3 September – War is declared
4th September – Aircraftsman Kenneth Day, Old Scholar who joined the Royal Air Force, is the first British serviceman to be confirmed killed in action, on his 21st birthday. He was buried by German officers, with full military honours
1940 In February, senior children and staff are re-united at the National Camps Corporation Bishopswood Farm Camp, Kidmore End, Reading, for the duration of the War.
Woodham Place not large enough to accommodate influx of infants. A house on the Duxhurst Estate is renovated and the nursery moves.
Government requisitions Duxhurst Estate for military use. The Board purchases Elmcroft, a house at Goring-on-Thames, near Bishopswood Camp.
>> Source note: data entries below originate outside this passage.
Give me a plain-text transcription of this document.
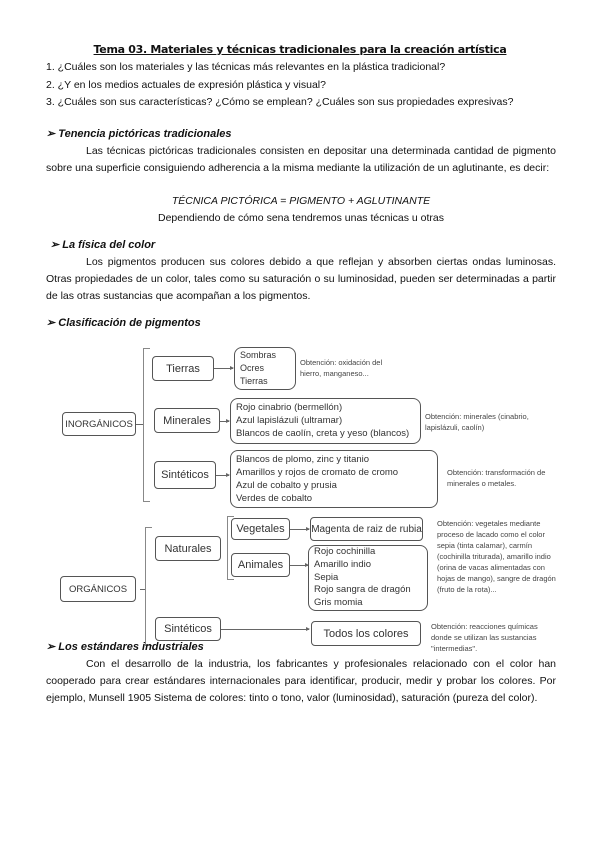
Tema 03. Materiales y técnicas tradicionales para la creación artística
1. ¿Cuáles son los materiales y las técnicas más relevantes en la plástica tradicional?
2. ¿Y en los medios actuales de expresión plástica y visual?
3. ¿Cuáles son sus características? ¿Cómo se emplean? ¿Cuáles son sus propiedades expresivas?
➢ Tenencia pictóricas tradicionales
Las técnicas pictóricas tradicionales consisten en depositar una determinada cantidad de pigmento sobre una superficie consiguiendo adherencia a la misma mediante la utilización de un aglutinante, es decir:
TÉCNICA PICTÓRICA = PIGMENTO + AGLUTINANTE
Dependiendo de cómo sena tendremos unas técnicas u otras
➢ La física del color
Los pigmentos producen sus colores debido a que reflejan y absorben ciertas ondas luminosas. Otras propiedades de un color, tales como su saturación o su luminosidad, pueden ser determinadas a partir de las otras sustancias que acompañan a los pigmentos.
➢ Clasificación de pigmentos
INORGÁNICOS
Tierras
Sombras
Ocres
Tierras
Obtención: oxidación del hierro, manganeso...
Minerales
Rojo cinabrio (bermellón)
Azul lapislázuli (ultramar)
Blancos de caolín, creta y yeso (blancos)
Obtención: minerales (cinabrio, lapislázuli, caolín)
Sintéticos
Blancos de plomo, zinc y titanio
Amarillos y rojos de cromato de cromo
Azul de cobalto y prusia
Verdes de cobalto
Obtención: transformación de minerales o metales.
ORGÁNICOS
Naturales
Vegetales	Magenta de raiz de rubia
Animales
Rojo cochinilla
Amarillo indio
Sepia
Rojo sangra de dragón
Gris momia
Obtención: vegetales mediante proceso de lacado como el color sepia (tinta calamar), carmín (cochinilla triturada), amarillo indio (orina de vacas alimentadas con hojas de mango), sangre de dragón (fruto de la rota)...
Sintéticos	Todos los colores
Obtención: reacciones químicas donde se utilizan las sustancias "intermedias".
➢ Los estándares industriales
Con el desarrollo de la industria, los fabricantes y profesionales relacionado con el color han cooperado para crear estándares internacionales para identificar, producir, medir y probar los colores. Por ejemplo, Munsell 1905 Sistema de colores: tinto o tono, valor (luminosidad), saturación (pureza del color).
Infants and Juniors are re-united at Elmcroft throughout the War.
1942 The Duke of Kent, President, is killed on active service. The Duchess of Kent becomes President in succession to her late husband.
1944 King George VI commands that the Alexandra Orphanage be henceforth known as the Royal Alexandra School, “in recognition of the long service to fatherless and motherless boys and girls which the Charity has provided”.
1945 Second World War ends
Eleven former Alexandra Scholars and one teacher are known to have given their lives.
Of the approximately 300 children in the School, 84 had lost fathers in action and 23 had lost parents in air raids on London.
Surrey County Council suggests that Royal Alexandra School moves from its wartime accommodation at Bishopswood Camp, to be co-sited with Royal Albert School at Camberley, Surrey.
1947 Infants and Juniors move from Elmcroft to Duxhurst Park.
1948 The Boards of Management of the Royal Alexandra and the Royal Albert Foundations agree to an amalgamation of the Schools into the Royal Alexandra and Albert School.